Приключения сомнамбулы. Том 2 - страница 25
А этот Фай… – повесил трубку и заглянул в бумажку, – этот Файервассер пока не перегорел, пусть посидит.
Остап Степанович ослабил узел галстука, подошёл к окну.
Небо темнело, гасило голубизну окон.
Безобидные облачка быстро срастались в чёрные тучи с ярко распушенными солнцем краями, с почти равными просветами тучи спешили друг за дружкой, к заливу. И налетал слепой ливень, следом – весёлой полосой – свет, и синькою загорались лужи, воздух вспыхивал влажным зелёным блеском, пёстрым колыханьем зонтов, и Соснин шагал, шагал, отсчитывая линии, по Большому проспекту, но опять настигала чёрная набухшая полоса, опорожнялась: небо обрушивалось потопом. Оставалось прижиматься к фасаду под спасительным эркером, слушать ропот побитой листвы, машинально смотреть на то, как смываются с асфальта к решёткам ливнёвки белые, точно рыбья чешуя, лепестки. А мимо шумно падала завеса воды, которую раскачивал, окатывая брызгами, ветер, и, радуясь необузданности световых и цветоносных контрастов, Соснин всё же поругивал преждевременную репетицию осени.
Промок, продрог – эркеры не спасали от дождя с ветром.
Напустив лужицы, сушились купола зонтов, под вешалкой – сапоги-чулки, как отстёгнутые протезы; наплыв гостей.
– Завидую тебе, Толенька, белой завистью, смерть как по морю скучаю, – долетали распевные стенания Милки.

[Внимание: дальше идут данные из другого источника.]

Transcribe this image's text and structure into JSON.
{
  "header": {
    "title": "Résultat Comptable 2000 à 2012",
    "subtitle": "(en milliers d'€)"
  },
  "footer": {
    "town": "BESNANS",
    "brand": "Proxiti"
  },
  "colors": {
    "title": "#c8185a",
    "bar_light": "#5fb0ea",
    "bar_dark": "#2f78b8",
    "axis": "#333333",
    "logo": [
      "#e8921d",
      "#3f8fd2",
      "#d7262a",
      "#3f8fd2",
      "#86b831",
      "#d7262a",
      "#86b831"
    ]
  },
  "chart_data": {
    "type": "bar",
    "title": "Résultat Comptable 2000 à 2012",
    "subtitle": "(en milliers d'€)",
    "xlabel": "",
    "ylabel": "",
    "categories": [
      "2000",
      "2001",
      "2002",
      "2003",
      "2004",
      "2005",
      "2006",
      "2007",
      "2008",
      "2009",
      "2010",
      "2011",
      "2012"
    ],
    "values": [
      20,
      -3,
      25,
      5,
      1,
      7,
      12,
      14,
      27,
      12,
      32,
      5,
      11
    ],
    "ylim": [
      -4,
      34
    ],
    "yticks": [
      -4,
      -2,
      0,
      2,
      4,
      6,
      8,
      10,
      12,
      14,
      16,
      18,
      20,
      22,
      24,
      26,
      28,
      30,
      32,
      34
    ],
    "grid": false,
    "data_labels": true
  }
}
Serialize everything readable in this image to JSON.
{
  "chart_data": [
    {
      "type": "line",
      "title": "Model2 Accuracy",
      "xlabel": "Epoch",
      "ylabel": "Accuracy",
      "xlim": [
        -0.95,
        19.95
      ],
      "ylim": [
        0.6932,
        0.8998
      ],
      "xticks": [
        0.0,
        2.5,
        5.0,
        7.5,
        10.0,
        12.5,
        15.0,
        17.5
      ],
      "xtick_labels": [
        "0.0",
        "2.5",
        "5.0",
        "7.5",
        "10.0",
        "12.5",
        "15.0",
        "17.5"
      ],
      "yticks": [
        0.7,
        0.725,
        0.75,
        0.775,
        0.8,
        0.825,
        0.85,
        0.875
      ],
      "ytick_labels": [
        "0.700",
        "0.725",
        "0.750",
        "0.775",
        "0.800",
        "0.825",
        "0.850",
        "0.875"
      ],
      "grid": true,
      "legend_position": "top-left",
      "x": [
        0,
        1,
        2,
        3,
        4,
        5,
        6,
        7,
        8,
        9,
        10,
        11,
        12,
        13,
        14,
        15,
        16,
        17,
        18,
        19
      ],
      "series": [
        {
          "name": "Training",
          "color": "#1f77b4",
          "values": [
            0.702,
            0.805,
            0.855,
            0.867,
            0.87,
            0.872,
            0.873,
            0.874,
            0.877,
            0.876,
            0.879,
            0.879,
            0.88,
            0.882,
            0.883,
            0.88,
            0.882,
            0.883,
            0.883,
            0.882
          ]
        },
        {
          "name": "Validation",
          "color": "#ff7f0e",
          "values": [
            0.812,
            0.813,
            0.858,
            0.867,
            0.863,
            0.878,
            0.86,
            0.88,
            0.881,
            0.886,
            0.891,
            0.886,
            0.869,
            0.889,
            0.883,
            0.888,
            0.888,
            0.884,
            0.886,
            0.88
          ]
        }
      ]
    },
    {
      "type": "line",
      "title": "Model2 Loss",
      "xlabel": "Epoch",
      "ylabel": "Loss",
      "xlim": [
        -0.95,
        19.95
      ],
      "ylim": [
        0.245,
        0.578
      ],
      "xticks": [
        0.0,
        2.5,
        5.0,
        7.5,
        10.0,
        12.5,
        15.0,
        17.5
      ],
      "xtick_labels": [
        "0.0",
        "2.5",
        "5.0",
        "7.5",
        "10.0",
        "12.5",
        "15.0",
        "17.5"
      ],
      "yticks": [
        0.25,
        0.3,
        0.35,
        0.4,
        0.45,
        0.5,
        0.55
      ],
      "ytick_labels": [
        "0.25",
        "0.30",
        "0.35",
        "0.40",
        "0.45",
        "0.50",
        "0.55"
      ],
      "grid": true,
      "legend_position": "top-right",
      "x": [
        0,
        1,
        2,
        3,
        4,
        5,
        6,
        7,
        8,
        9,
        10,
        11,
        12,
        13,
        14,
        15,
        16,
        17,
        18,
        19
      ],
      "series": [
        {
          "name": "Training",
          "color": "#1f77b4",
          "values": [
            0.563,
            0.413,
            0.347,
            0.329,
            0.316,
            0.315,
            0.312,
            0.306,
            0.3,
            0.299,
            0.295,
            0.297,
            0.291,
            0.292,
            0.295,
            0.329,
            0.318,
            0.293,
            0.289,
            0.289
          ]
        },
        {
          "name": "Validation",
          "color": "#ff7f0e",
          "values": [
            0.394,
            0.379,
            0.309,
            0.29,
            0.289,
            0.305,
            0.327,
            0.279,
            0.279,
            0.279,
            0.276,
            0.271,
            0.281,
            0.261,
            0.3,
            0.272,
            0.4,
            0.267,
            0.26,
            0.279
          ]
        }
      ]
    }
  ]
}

– Да, солнце печёт, маки отпылали у Карадага, но вода в бухтах холодная.
– А нас дожди замучили, неделю хлещут и хлещут, холодина жуткая, видел? – ладожский лёд в июне.
Махнул расчёской, одёрнул мешковатый пиджак.
Вот и Толенька собственной персоной.
Загорелый, с искристым взором, плечиком грациозно упёрся в дверной косяк; чёрный облегающий свитер, узкие брючки в рубчик.
– Чего-нибудь покрепче?
Протянул веточку черёмухи хозяйке дома, взял рюмку с водкой, обогнул могучий пилон в центре комнаты – сросшиеся спинами, заваленные до потолка старыми холстами шкафы, платяной и книжный.
Картина пронзила взглядом гипнотизёра.
Изображение, мгновенно отпечатавшись на сетчатке, разносилось кровью, биотоками, нервными импульсами; покорился внушению, как если бы знал уже что ещё увидит, развёртывая внезапное, словно обморок, переживание.
– Валерки не будет, слышали? Променял нашу тёплую компашку на ледяное созвездие филологических знаменитостей, – сетовал Шанский; знал уже…
– И слава богам, не хватало вечер на ваш заунывный дуэт потратить, – порадовалась Людочка, а Таточка скорбно поджала губки, она-то ждала Валерку… вздыбились пушинки на вязаной кофточке.
– Почему на дуэт, не на трио? – с обидчивой наигранностью грохнул за шкафом Бызов, – меня, баса-полемиста, списали? Ну-у, без Валерки мы с Толькой как раз дуэтом и запоём, гарантирую. Гошка Забель кивает. – Где пропадал? Художник встаёт. – Заждались. Шанский плечиком пожимает. – Едва налили, пришёл на запах. И московский теоретик улыбается из угла, худой рукой с зажжённой сигаретой помахивает, мол, не выбраться, и, взметнув огненные патлы, Милка шумно раздвигает стулья, протискивается обниматься – не виделись целую вечность; чуть раскосые сверкающие серо-голубые глаза, горящие веснушки, хотя и зашпаклёванные слегка крем-пудрой.
– Планы выражения и содержания образуют нечто вроде чемодана с двойным дном, весомы в багаже искусства лишь ускользающие от досмотров, неподъёмные тайны, – заведённо втолковывал Шанский Бызову, крупному, плечистому, в круглых, с толстыми стёклами, окулярах, оседлавших мясистый нос: одинокий бугор на тяжёлом, гладком, как булыжник, лице.